A yearlong investigation announced by the Senate Armed Services Committee identified at least 20 break-ins or other unspecified cyber events targeting companies, including nine successful break-ins of contractor networks. It blamed China’s government for all the most sophisticated intrusions, although it did not provide any detailed evidence.
The Senate report did not identify which transportation companies were victimized.
Investigators said China’s military was able to steal emails, documents, user accounts and computer codes. They also said China compromised systems aboard a commercial ship contracted by Transcom for logistics routes, and hacked into an airline the U.S. military used.
The committee’s chairman, Sen. Carl Levin, D-Detroit, said the hacking put at risk the security of U.S. military operations. He called his committee’s findings “very disturbing.”
China’s government did not respond Wednesday to telephone messages and emails from the Associated Press requesting comment in Beijing, its embassy in Washington and offices at the United Nations.

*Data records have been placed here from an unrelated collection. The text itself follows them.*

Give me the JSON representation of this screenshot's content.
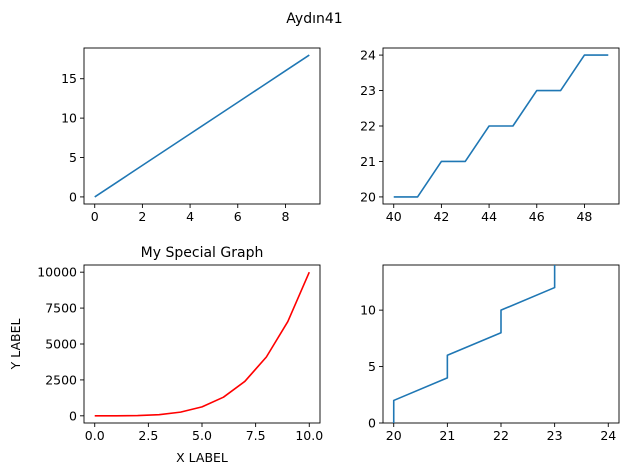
{
  "figure": {
    "suptitle": "Aydın41"
  },
  "chart_data": [
    {
      "type": "line",
      "title": "",
      "xlabel": "",
      "ylabel": "",
      "x": [
        0,
        1,
        2,
        3,
        4,
        5,
        6,
        7,
        8,
        9
      ],
      "series": [
        {
          "values": [
            0,
            2,
            4,
            6,
            8,
            10,
            12,
            14,
            16,
            18
          ],
          "color": "#1f77b4"
        }
      ],
      "xlim": [
        -0.45,
        9.45
      ],
      "ylim": [
        -0.9,
        18.9
      ],
      "xticks": [
        0,
        2,
        4,
        6,
        8
      ],
      "xtick_labels": [
        "0",
        "2",
        "4",
        "6",
        "8"
      ],
      "yticks": [
        0,
        5,
        10,
        15
      ],
      "ytick_labels": [
        "0",
        "5",
        "10",
        "15"
      ],
      "grid": false
    },
    {
      "type": "line",
      "title": "",
      "xlabel": "",
      "ylabel": "",
      "x": [
        40,
        41,
        42,
        43,
        44,
        45,
        46,
        47,
        48,
        49
      ],
      "series": [
        {
          "values": [
            20,
            20,
            21,
            21,
            22,
            22,
            23,
            23,
            24,
            24
          ],
          "color": "#1f77b4"
        }
      ],
      "xlim": [
        39.55,
        49.45
      ],
      "ylim": [
        19.8,
        24.2
      ],
      "xticks": [
        40,
        42,
        44,
        46,
        48
      ],
      "xtick_labels": [
        "40",
        "42",
        "44",
        "46",
        "48"
      ],
      "yticks": [
        20,
        21,
        22,
        23,
        24
      ],
      "ytick_labels": [
        "20",
        "21",
        "22",
        "23",
        "24"
      ],
      "grid": false
    },
    {
      "type": "line",
      "title": "My Special Graph",
      "xlabel": "X LABEL",
      "ylabel": "Y LABEL",
      "x": [
        0,
        1,
        2,
        3,
        4,
        5,
        6,
        7,
        8,
        9,
        10
      ],
      "series": [
        {
          "values": [
            0,
            1,
            16,
            81,
            256,
            625,
            1296,
            2401,
            4096,
            6561,
            10000
          ],
          "color": "#ff0000"
        }
      ],
      "xlim": [
        -0.5,
        10.5
      ],
      "ylim": [
        -500,
        10500
      ],
      "xticks": [
        0,
        2.5,
        5,
        7.5,
        10
      ],
      "xtick_labels": [
        "0.0",
        "2.5",
        "5.0",
        "7.5",
        "10.0"
      ],
      "yticks": [
        0,
        2500,
        5000,
        7500,
        10000
      ],
      "ytick_labels": [
        "0",
        "2500",
        "5000",
        "7500",
        "10000"
      ],
      "grid": false
    },
    {
      "type": "line",
      "title": "",
      "xlabel": "",
      "ylabel": "",
      "x": [
        20,
        20,
        21,
        21,
        22,
        22,
        23,
        23
      ],
      "series": [
        {
          "values": [
            0,
            2,
            4,
            6,
            8,
            10,
            12,
            14
          ],
          "color": "#1f77b4"
        }
      ],
      "xlim": [
        19.8,
        24.2
      ],
      "ylim": [
        0,
        14
      ],
      "xticks": [
        20,
        21,
        22,
        23,
        24
      ],
      "xtick_labels": [
        "20",
        "21",
        "22",
        "23",
        "24"
      ],
      "yticks": [
        0,
        5,
        10
      ],
      "ytick_labels": [
        "0",
        "5",
        "10"
      ],
      "grid": false
    }
  ]
}
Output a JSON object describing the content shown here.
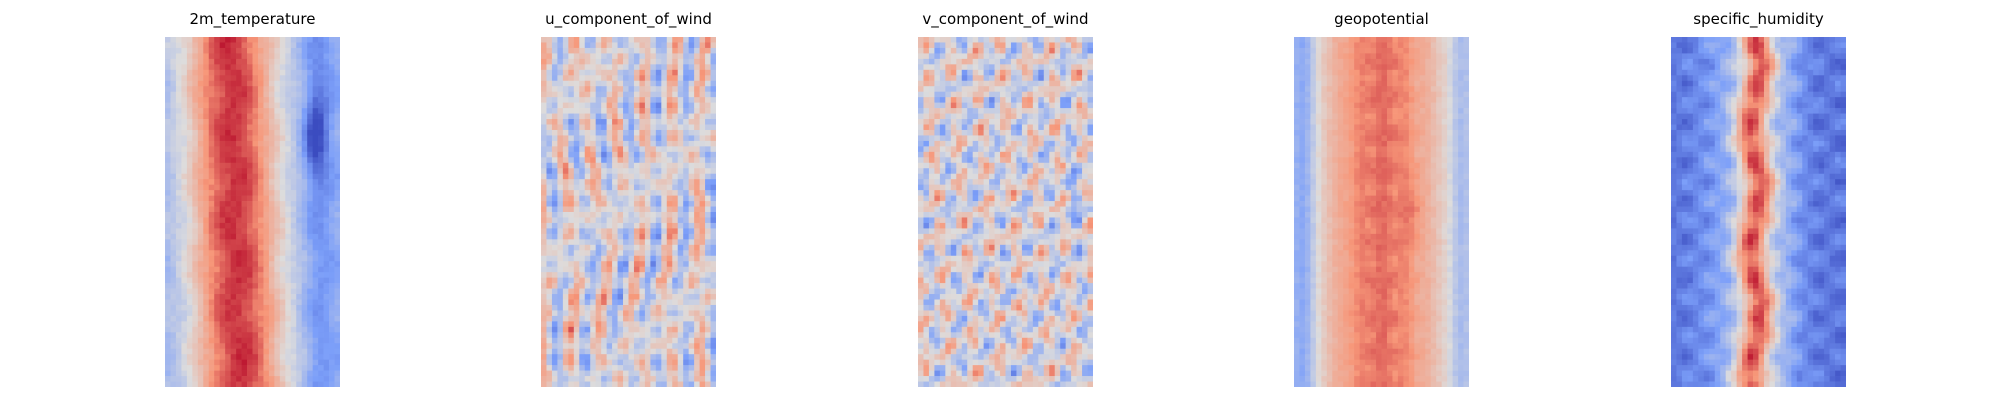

The newly declassified Senate report says defense contractors have generally failed to report to the Pentagon hacker break-ins of their systems as required under their business agreements.
Levin, whose staff investigated the break-ins with the committee’s top Republican, Oklahoma Sen. Jim Inhofe, said government agencies also failed to share information among themselves about intrusions. He said that hampers the government’s ability to protect national security.
For instance, the committee said some contractors that contacted the FBI about break-ins may have not separately reported the intrusions to Transcom because the firms assumed the bureau already had notified the Pentagon. Levin said he and Inhofe were working on a bill to streamline the reporting process.
Federal data show more than $4 billion in contracts went to firms in 2012 and 2013 for the Civil Reserve Air Fleet, a Transcom partnership with private airlines.